> Giuseppe Cicozzetti
Nouveaux codes post-surréalistes
La photographie de Michel Kirch explore un univers exprimé dans différents langages interprétatifs par le biais d'une composition très rigoureuse. La poésie et la géométrie se rencontrent et dialoguent fortement : souvent dans un détail auquel on confie le sens immanent de l'absolu, souvent dans la complexité qui apparaît à l'observateur sous forme symphonique.
Observer son travail ne suffit pas, il faut le scruter jusqu'au bout afin de saisir l'accident, la transfiguration du réel.
Mais pour que le contenu soit saisi, il est nécessaire de comprendre les ingrédients culturels sous-jacents au travail de Kirch. Les thèmes écologiques, ou transcendants, ou encore plus strictement politiques, se rencontrent obligatoirement avec un système formel fluide dans lequel le dosage entre lumière et obscurité - qui à son tour cède la place à une échelle de gris jamais banale - joue avec des volumes contribuant à pacifier des éléments hétérogènes.
On assiste ainsi à l'irruption dans la scène d'une force déchaînée par l'intellect, une vigueur primordiale qui, une fois apprivoisée, obéit aux critères d'une composition finale capable de dépasser le vertige surréaliste pour devenir elle-même facteur de clarification.
Dans l'œuvre de Kirch, rien n'est laissé à l'improvisation, il n’y a pas d’accident temporel, de hasard ou d’occasion improvisée : tout est arrangé selon un ordre implacable, imprégné d'une sensualité inattendue et surprenante. Les équations, qui résonnent comme des poèmes de la métrique disruptive, sont écrites avec l'encre subversive de la lumière, et avec une cohérence linguistique qui a peu d'équivalents.

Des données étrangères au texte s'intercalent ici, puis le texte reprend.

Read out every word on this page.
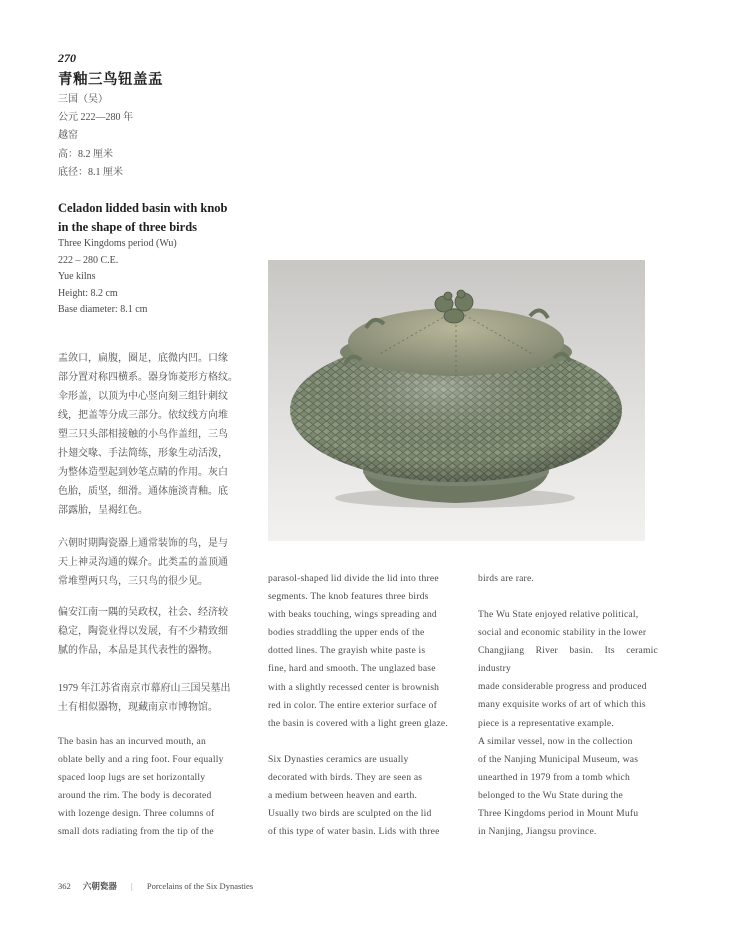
270
青釉三鸟钮盖盂
三国（吴）
公元 222—280 年
越窑
高：8.2 厘米
底径：8.1 厘米
Celadon lidded basin with knob
in the shape of three birds
Three Kingdoms period (Wu)
222 – 280 C.E.
Yue kilns
Height: 8.2 cm
Base diameter: 8.1 cm
盂敛口，扁腹，圈足，底微内凹。口缘
部分置对称四横系。器身饰菱形方格纹。
伞形盖，以顶为中心竖向刻三组针刺纹
线，把盖等分成三部分。依纹线方向堆
塑三只头部相接触的小鸟作盖纽，三鸟
扑翅交喙、手法简练，形象生动活泼，
为整体造型起到妙笔点睛的作用。灰白
色胎，质坚，细滑。通体施淡青釉。底
部露胎，呈褐红色。
六朝时期陶瓷器上通常装饰的鸟，是与
天上神灵沟通的媒介。此类盂的盖顶通
常堆塑两只鸟，三只鸟的很少见。
偏安江南一隅的吴政权，社会、经济较
稳定，陶瓷业得以发展，有不少精致细
腻的作品，本品是其代表性的器物。
1979 年江苏省南京市幕府山三国吴墓出
土有相似器物，现藏南京市博物馆。
The basin has an incurved mouth, an
oblate belly and a ring foot. Four equally
spaced loop lugs are set horizontally
around the rim. The body is decorated
with lozenge design. Three columns of
small dots radiating from the tip of the
parasol-shaped lid divide the lid into three
segments. The knob features three birds
with beaks touching, wings spreading and
bodies straddling the upper ends of the
dotted lines. The grayish white paste is
fine, hard and smooth. The unglazed base
with a slightly recessed center is brownish
red in color. The entire exterior surface of
the basin is covered with a light green glaze.
Six Dynasties ceramics are usually
decorated with birds. They are seen as
a medium between heaven and earth.
Usually two birds are sculpted on the lid
of this type of water basin. Lids with three
birds are rare.
The Wu State enjoyed relative political,
social and economic stability in the lower
Changjiang River basin. Its ceramic industry
made considerable progress and produced
many exquisite works of art of which this
piece is a representative example.
A similar vessel, now in the collection
of the Nanjing Municipal Museum, was
unearthed in 1979 from a tomb which
belonged to the Wu State during the
Three Kingdoms period in Mount Mufu
in Nanjing, Jiangsu province.
362 六朝瓷器 | Porcelains of the Six Dynasties
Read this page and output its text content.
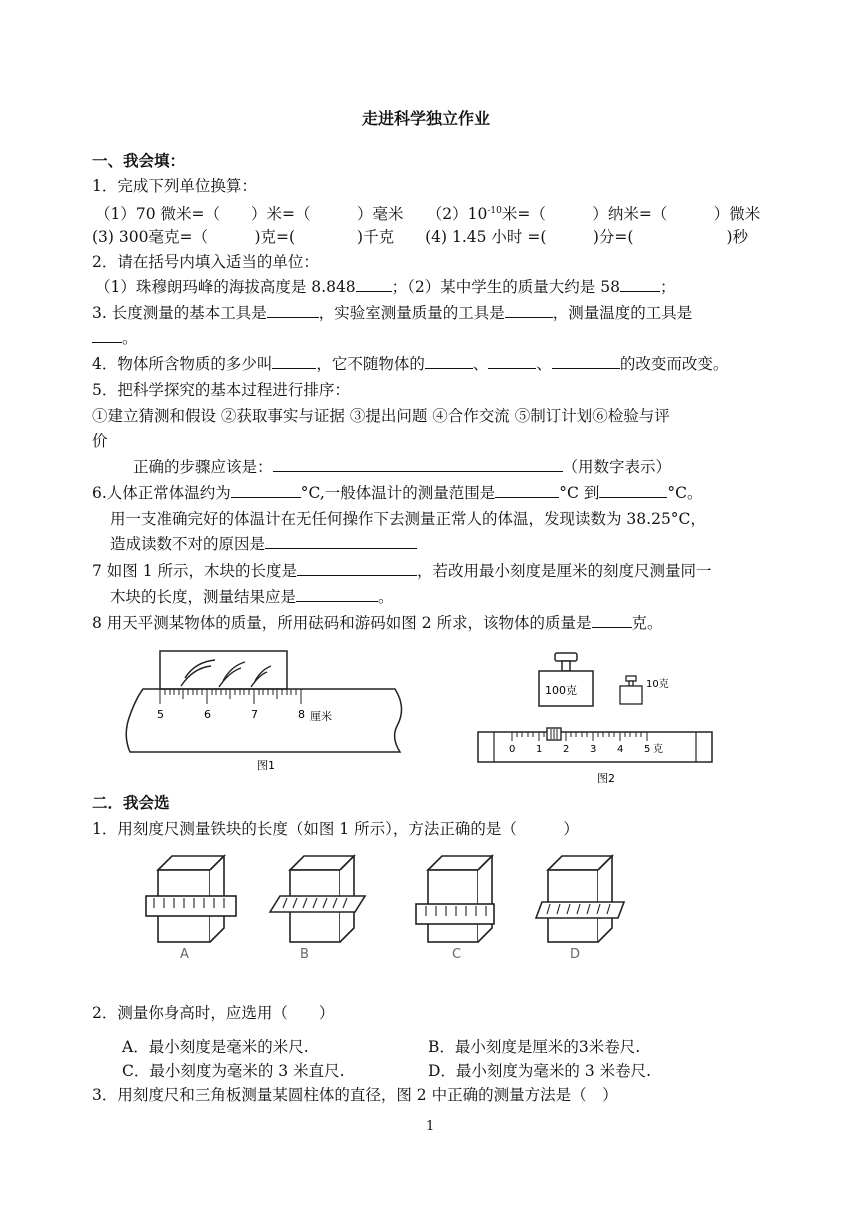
走进科学独立作业
一、我会填：
1．完成下列单位换算：
（1）70 微米=（　　）米=（　　　）毫米　　$(2)10^{-10}$米=（　　　）纳米=（　　　）微米
(3) 300毫克=（　　　)克=(　　　　)千克　　(4) 1.45 小时 =(　　　)分=(　　　　　　)秒
2．请在括号内填入适当的单位：
（1）珠穆朗玛峰的海拔高度是 8.848 ；（2）某中学生的质量大约是 58	；
3. 长度测量的基本工具是	，实验室测量质量的工具是	，测量温度的工具是
。
4．物体所含物质的多少叫	，它不随物体的	、	、	的改变而改变。
5．把科学探究的基本过程进行排序：
①建立猜测和假设 ②获取事实与证据 ③提出问题 ④合作交流 ⑤制订计划⑥检验与评
价
正确的步骤应该是：	（用数字表示）
6.人体正常体温约为	°C,一般体温计的测量范围是	°C 到	°C。
用一支准确完好的体温计在无任何操作下去测量正常人的体温，发现读数为 38.25°C，
造成读数不对的原因是
7 如图 1 所示，木块的长度是	，若改用最小刻度是厘米的刻度尺测量同一
木块的长度，测量结果应是	。
8 用天平测某物体的质量，所用砝码和游码如图 2 所求，该物体的质量是	克。
5	6	7	8 厘米
图1
100克	10克
0 1 2 3 4 5 克
图2
二．我会选
1．用刻度尺测量铁块的长度（如图 1 所示），方法正确的是（　　　）
A	B	C	D
2．测量你身高时，应选用（　　）
A．最小刻度是毫米的米尺.	B．最小刻度是厘米的3米卷尺.
C．最小刻度为毫米的 3 米直尺.	D．最小刻度为毫米的 3 米卷尺.
3．用刻度尺和三角板测量某圆柱体的直径，图 2 中正确的测量方法是（　）
1
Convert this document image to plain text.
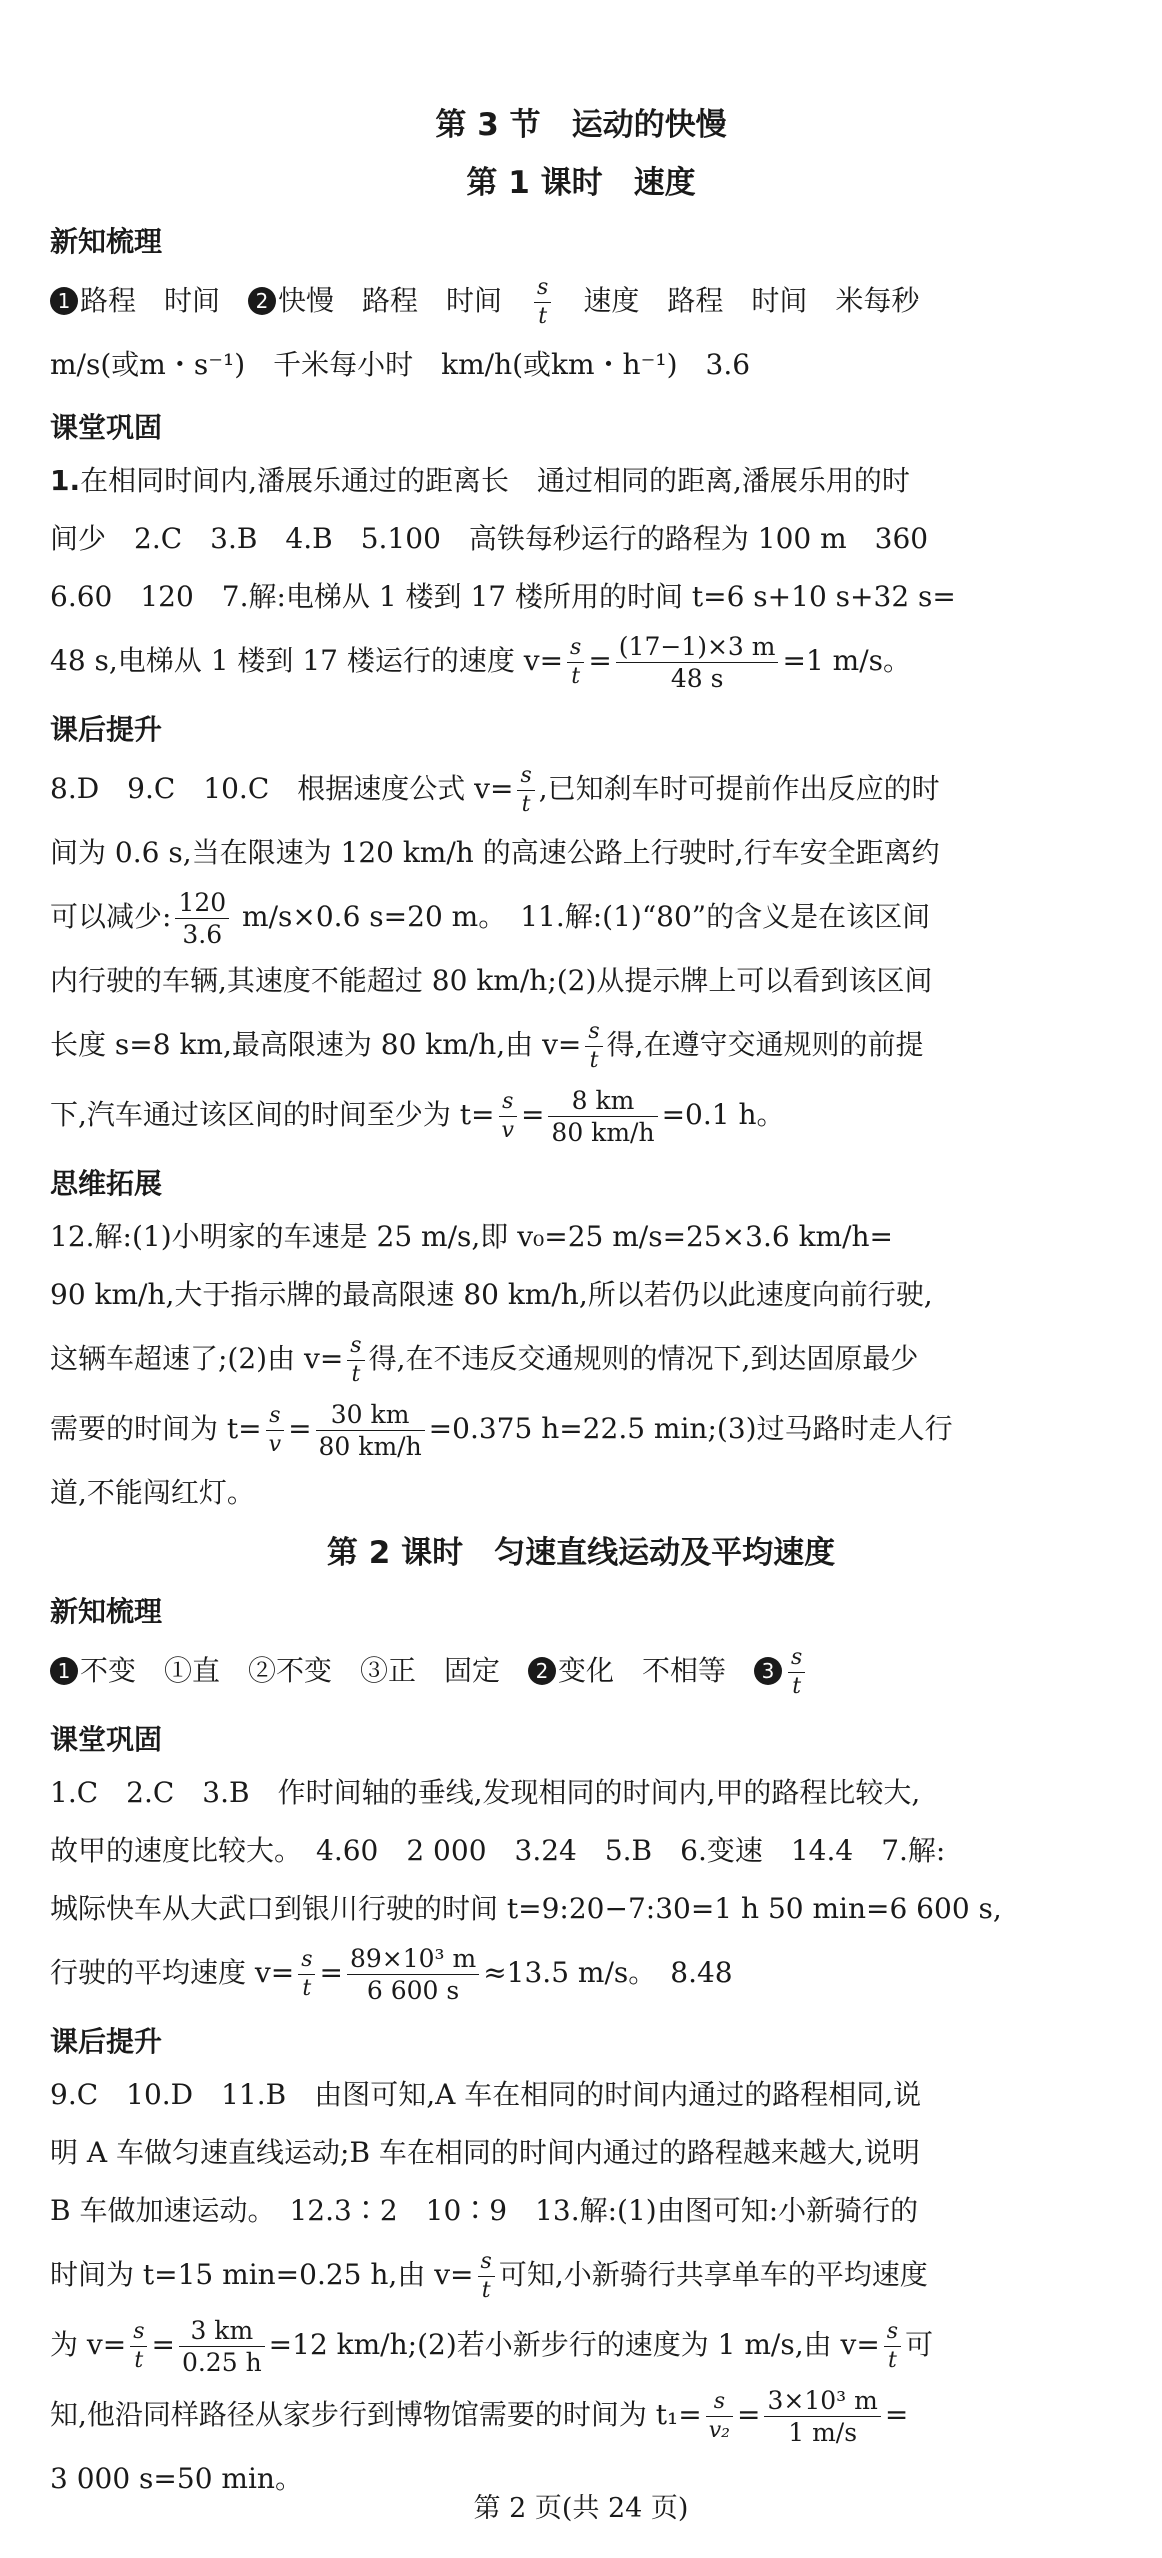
第 3 节　运动的快慢
第 1 课时　速度
新知梳理

1 路程　时间　2 快慢　路程　时间　 $\frac{s}{t}$ 　速度　路程　时间　米每秒

m/s(或m・s⁻¹)　千米每小时　km/h(或km・h⁻¹)　3.6

课堂巩固

1.在相同时间内,潘展乐通过的距离长　通过相同的距离,潘展乐用的时

间少　2.C　3.B　4.B　5.100　高铁每秒运行的路程为 100 m　360

6.60　120　7.解:电梯从 1 楼到 17 楼所用的时间 t=6 s+10 s+32 s=

48 s,电梯从 1 楼到 17 楼运行的速度 $v= \frac{s}{t} = \frac{(17-1)\times 3 m}{48 s} =1$ m/s。

课后提升

8.D　9.C　10.C　根据速度公式 $v= \frac{s}{t}$ ,已知刹车时可提前作出反应的时

间为 0.6 s,当在限速为 120 km/h 的高速公路上行驶时,行车安全距离约

可以减少: $\frac{120}{3.6} m/s\times 0.6$ s=20 m。　11.解:(1)“80”的含义是在该区间

内行驶的车辆,其速度不能超过 80 km/h;(2)从提示牌上可以看到该区间

长度 s=8 km,最高限速为 80 km/h,由 $v= \frac{s}{t}$ 得,在遵守交通规则的前提

下,汽车通过该区间的时间至少为 $t= \frac{s}{v} = \frac{8 km}{80 km/h} =0.1$ h。

思维拓展

12.解:(1)小明家的车速是 25 m/s,即 v₀=25 m/s=25×3.6 km/h=

90 km/h,大于指示牌的最高限速 80 km/h,所以若仍以此速度向前行驶,

这辆车超速了;(2)由 $v= \frac{s}{t}$ 得,在不违反交通规则的情况下,到达固原最少

需要的时间为 $t= \frac{s}{v} = \frac{30 km}{80 km/h} =0.375$ h=22.5 min;(3)过马路时走人行

道,不能闯红灯。

第 2 课时　匀速直线运动及平均速度
新知梳理

1 不变　①直　②不变　③正　固定　2 变化　不相等　$3 \frac{s}{t}$

课堂巩固

1.C　2.C　3.B　作时间轴的垂线,发现相同的时间内,甲的路程比较大,

故甲的速度比较大。　4.60　2 000　3.24　5.B　6.变速　14.4　7.解:

城际快车从大武口到银川行驶的时间 t=9:20−7:30=1 h 50 min=6 600 s,

行驶的平均速度 $v= \frac{s}{t} = \frac{\text{89×10³ m}}{6 600 s} \approx 13.5$ m/s。　8.48

课后提升

9.C　10.D　11.B　由图可知,A 车在相同的时间内通过的路程相同,说

明 A 车做匀速直线运动;B 车在相同的时间内通过的路程越来越大,说明

B 车做加速运动。　12.3∶2　10∶9　13.解:(1)由图可知:小新骑行的

时间为 t=15 min=0.25 h,由 $v= \frac{s}{t}$ 可知,小新骑行共享单车的平均速度

为 $v= \frac{s}{t} = \frac{3 km}{0.25 h} =12$ km/h;(2)若小新步行的速度为 1 m/s,由 $v= \frac{s}{t}$ 可

知,他沿同样路径从家步行到博物馆需要的时间为 $t_1= \frac{s}{\text{v₂}} = \frac{\text{3×10³ m}}{1 m/s}$ =

3 000 s=50 min。

第 2 页(共 24 页)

Entrainant l'observateur dans un labyrinthe dans lequel il se laisse infiniment perdre.
Dans chaque série, l'homme est presque toujours au centre de l'action. Il semble qu'il soit ici le pivot à partir duquel l'universalité s’enclenche, et, en même temps, le dualisme de la relation entre soi et le monde environnant. Jusque dans les compositions les plus conceptuelles, s’exacerbant, dans un cri glacial, vers une tentative de conciliation.
Et en effet chaque série est fatalement liée à la précédente et à la suivante, pour créer une «suite imaginative» où ancrer le sens le plus profond du thème.
Michel Kirch compose des œuvres à grande échelle. L'onirique se marie avec le réel et ils se rejoignent dans un long voyage où le monde tangible, vrai, se confond avec l'expressivité résolue de l'imaginaire ; et dans cet équilibre sensoriel, il est possible d'entrevoir les contours de l'absolu.
Et pas seulement formellement. Si la figure humaine est en fait au centre de la composition, cette «règle» doit être justifiée, de sorte que ce qui apparaît parfois comme une suspension équilibrée de corps tournoyants représente la juxtaposition d'éléments dans le même cadre expressif. Pas un rapport de forces, mais plutôt la dynamique de nouveaux équilibres durables. Et même lorsque la statique des corps en mouvement est représentée de façon hiératique, c'est à cette nouvelle équation homme-environnement que nous tendons.
Le travail de Michel Kirch est puissant. En quête constante de médiations entre l'ambiguïté du réel et une vision onirique, post-surréaliste, à la veine poétique indéniable. L'observateur sera saisi par un nouveau sens esthétique issu de la sublimation de ses convictions : ce qui apparaît dans les photographies de Michel Kirch se répercute à l’infini. Lui appartient le gong final que nous percevons comme une distance, presque le désir de ne pas prendre part au conflit… ne pas porter de jugement, et laisser chacun interpréter ses œuvres à partir de sa sensibilité propre.
Kirch virevolte alors avec l'habileté d'un jongleur, un maître de cérémonie qui s'attarde sur la composition d'une scène pour ensuite laisser les autres s’impliquer.
Nous sommes très impressionnés par le travail de Michel Kirch. Nous sommes impressionnés sur tout le parcours.